A Paris, la mairie veut bien de nouvelles tours, mais toutes les créations de multiplexes sont gelées; un seul multiplexe en vue, donc, même si son projet n'en finit pas de prendre du retard: le Grand Rex se verrait soutenu par un multiplexe, construit à partir du volume des petites salles actuelles et dans un bâtiment adjacent; la rivalité entre la direction du cinéma et la mairie du deuxième arrondissement n'arrête pas de rebondir... Du côté de MK2, pas de multiplexe en vue, mais l'ajout de six nouvelles salles au MK2 Quai de Seine, situées dans le bâtiment déjà existant sur l'autre rive du canal. Ailleurs dans la capitale, l'heure est plutôt aux fermetures; UGC d'un côté, et Euro-Palaces (Gaumont-Pathé) de l'autre, veulent faire des économies, ce qui n'augure rien de bon pour les complexes traditionnels. En 2002, c'est le Kinopanorama qui aura ouvert le sinistre bal (comment a-t-on pu laisser faire cela?); en 2003, le Gobelin Gobelin Rodin lui emboîte le pas; d'autres suivront...

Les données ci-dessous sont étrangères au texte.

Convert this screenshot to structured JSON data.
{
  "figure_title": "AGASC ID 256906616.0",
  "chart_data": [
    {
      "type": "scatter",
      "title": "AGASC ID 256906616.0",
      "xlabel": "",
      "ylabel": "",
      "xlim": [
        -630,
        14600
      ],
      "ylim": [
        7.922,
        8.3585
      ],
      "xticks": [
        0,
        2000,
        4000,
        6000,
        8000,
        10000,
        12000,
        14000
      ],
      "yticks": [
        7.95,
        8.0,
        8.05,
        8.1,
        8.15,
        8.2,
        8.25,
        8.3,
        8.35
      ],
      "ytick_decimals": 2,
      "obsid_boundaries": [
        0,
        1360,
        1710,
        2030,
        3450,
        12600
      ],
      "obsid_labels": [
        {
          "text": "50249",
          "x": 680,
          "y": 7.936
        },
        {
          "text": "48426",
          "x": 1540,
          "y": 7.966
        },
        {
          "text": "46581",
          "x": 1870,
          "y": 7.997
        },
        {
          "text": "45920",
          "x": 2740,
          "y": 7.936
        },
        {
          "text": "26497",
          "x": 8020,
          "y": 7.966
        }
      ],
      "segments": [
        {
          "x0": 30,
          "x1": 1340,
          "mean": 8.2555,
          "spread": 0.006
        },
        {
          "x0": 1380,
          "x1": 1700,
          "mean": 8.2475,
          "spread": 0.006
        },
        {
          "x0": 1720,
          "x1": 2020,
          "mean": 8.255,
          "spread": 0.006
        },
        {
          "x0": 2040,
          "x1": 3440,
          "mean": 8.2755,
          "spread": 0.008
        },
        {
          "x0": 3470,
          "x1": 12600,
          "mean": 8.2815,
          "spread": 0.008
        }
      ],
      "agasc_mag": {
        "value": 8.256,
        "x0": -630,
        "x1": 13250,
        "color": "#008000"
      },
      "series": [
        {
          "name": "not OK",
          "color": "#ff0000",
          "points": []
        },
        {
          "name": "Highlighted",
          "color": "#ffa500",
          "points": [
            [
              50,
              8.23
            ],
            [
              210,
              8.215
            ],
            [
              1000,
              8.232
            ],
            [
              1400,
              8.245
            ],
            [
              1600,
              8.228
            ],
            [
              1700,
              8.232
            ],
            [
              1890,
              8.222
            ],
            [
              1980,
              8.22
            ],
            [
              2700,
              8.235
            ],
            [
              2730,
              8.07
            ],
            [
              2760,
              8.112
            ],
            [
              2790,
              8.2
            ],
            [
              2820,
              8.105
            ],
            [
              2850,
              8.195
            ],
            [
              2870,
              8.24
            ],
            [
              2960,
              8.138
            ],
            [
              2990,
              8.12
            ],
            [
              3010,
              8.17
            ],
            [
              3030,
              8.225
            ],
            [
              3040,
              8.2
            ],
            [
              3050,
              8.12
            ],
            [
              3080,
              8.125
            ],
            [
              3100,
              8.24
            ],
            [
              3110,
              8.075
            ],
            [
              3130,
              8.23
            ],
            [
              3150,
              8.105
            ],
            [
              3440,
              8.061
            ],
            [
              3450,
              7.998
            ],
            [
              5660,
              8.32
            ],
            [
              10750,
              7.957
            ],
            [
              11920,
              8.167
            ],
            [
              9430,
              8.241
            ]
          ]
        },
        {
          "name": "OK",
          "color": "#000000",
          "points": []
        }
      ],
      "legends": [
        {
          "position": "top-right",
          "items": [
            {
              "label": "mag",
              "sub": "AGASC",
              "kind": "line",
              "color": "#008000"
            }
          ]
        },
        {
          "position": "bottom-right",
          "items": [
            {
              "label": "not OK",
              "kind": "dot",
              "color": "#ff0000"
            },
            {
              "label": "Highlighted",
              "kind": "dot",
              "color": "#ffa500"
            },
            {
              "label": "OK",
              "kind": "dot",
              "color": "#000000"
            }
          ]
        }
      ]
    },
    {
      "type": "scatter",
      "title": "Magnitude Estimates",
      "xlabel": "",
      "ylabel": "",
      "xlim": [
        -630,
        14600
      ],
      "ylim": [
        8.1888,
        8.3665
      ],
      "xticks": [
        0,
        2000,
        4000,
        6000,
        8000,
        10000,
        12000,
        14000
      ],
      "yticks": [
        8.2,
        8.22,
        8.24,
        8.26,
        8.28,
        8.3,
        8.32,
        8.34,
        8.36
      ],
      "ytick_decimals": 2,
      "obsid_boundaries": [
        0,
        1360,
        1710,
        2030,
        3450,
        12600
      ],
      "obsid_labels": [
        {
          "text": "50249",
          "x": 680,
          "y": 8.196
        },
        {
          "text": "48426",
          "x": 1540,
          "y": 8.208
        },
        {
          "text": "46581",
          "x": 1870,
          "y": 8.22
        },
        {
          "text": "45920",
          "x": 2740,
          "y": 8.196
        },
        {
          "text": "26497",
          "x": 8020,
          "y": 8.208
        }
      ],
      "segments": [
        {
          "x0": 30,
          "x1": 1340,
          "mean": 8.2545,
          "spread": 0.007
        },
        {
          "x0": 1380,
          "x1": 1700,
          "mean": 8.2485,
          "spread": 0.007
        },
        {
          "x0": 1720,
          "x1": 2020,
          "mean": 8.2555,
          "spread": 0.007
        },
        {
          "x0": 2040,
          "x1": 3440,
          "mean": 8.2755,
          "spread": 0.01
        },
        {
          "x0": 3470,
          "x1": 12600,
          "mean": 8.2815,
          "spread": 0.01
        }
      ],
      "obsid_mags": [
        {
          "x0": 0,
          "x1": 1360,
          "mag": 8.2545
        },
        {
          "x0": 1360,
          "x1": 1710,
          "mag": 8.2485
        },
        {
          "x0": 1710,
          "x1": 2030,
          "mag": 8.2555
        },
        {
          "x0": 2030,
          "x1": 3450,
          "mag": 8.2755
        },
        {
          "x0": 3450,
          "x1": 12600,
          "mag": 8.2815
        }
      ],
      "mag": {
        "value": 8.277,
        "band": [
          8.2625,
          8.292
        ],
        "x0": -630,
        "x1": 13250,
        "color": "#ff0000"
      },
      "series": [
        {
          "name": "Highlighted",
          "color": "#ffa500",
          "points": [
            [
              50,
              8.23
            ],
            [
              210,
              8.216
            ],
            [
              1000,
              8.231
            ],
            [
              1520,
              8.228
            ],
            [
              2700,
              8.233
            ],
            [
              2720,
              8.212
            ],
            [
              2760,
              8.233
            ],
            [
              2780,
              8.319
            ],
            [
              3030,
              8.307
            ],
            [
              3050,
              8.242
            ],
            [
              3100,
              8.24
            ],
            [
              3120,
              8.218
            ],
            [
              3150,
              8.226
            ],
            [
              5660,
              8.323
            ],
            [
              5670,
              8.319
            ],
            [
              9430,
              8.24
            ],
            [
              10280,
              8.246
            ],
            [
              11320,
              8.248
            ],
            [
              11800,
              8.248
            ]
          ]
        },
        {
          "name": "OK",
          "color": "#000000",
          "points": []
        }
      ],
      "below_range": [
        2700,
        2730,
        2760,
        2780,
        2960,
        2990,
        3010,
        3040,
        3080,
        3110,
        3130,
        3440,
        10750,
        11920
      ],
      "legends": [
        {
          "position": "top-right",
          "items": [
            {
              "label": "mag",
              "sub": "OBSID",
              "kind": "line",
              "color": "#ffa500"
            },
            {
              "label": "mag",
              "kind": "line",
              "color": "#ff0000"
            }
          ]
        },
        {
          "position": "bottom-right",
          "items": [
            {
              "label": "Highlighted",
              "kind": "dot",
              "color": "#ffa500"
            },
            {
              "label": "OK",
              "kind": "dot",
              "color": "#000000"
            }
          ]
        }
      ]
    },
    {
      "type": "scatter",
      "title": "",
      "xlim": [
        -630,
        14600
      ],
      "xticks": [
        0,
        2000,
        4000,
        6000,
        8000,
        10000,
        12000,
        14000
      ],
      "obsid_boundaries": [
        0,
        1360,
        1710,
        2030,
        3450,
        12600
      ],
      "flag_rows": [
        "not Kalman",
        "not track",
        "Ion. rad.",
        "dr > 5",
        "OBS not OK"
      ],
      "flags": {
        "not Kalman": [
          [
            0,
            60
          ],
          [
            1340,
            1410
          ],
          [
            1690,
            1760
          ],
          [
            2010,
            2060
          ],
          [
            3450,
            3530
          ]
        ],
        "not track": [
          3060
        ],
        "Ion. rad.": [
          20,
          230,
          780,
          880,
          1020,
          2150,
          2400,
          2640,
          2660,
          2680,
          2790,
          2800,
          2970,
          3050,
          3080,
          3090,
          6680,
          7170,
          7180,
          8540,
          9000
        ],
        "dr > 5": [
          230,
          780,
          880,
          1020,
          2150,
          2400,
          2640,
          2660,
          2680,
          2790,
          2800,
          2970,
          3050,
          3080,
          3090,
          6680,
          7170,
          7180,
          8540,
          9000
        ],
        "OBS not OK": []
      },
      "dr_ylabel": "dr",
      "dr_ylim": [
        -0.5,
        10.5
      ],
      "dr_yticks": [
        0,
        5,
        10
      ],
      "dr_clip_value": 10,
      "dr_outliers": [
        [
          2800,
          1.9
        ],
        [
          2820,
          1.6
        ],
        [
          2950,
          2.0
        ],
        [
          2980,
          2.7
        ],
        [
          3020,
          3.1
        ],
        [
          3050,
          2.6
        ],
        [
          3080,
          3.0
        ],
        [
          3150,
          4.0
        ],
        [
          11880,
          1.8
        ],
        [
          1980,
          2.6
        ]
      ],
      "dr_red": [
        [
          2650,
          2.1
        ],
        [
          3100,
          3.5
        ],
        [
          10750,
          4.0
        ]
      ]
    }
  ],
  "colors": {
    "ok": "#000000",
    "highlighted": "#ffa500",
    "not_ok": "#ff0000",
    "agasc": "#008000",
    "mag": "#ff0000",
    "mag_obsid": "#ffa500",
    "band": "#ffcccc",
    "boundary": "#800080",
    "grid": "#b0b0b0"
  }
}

En banlieue parisienne, AMC et Kinepolis ayant été définitivement exclus (dommage, ils auraient pu apporter de nouvelles idées), UGC et Euro-Palaces se répartissent les nouvelles salles, CGR jouant parfois le rôle de troisième homme. Après plusieurs années de retard, l'Artel de Créteil, qui se trouvait dans un piteux état, a été démoli; il sera remplacé par un UGC Ciné Cité de douze salles sur trois niveaux; de la même façon, les UGC Aulnay et la Défense devraient être remplacés prochainement par des multiplexes. En grande banlieue sud, après l'abandon du projet de Corbeil par UGC, Gaumont à Lieusaint et CGR avec son MegaCGR à Evry se concurrencent; en grande banlieue nord, UGC a ouvert son UGC Ciné Cité Corbeil, en gardant son complexe de centre-ville.

Houston AMC 30 Houston AMC 30. Un monstre de 30 salles! On peut appeller cela un "hypermarché du cinéma". Tout est cependant misé sur l'accueil et les conditions de projection. Un palace de l'an 2000?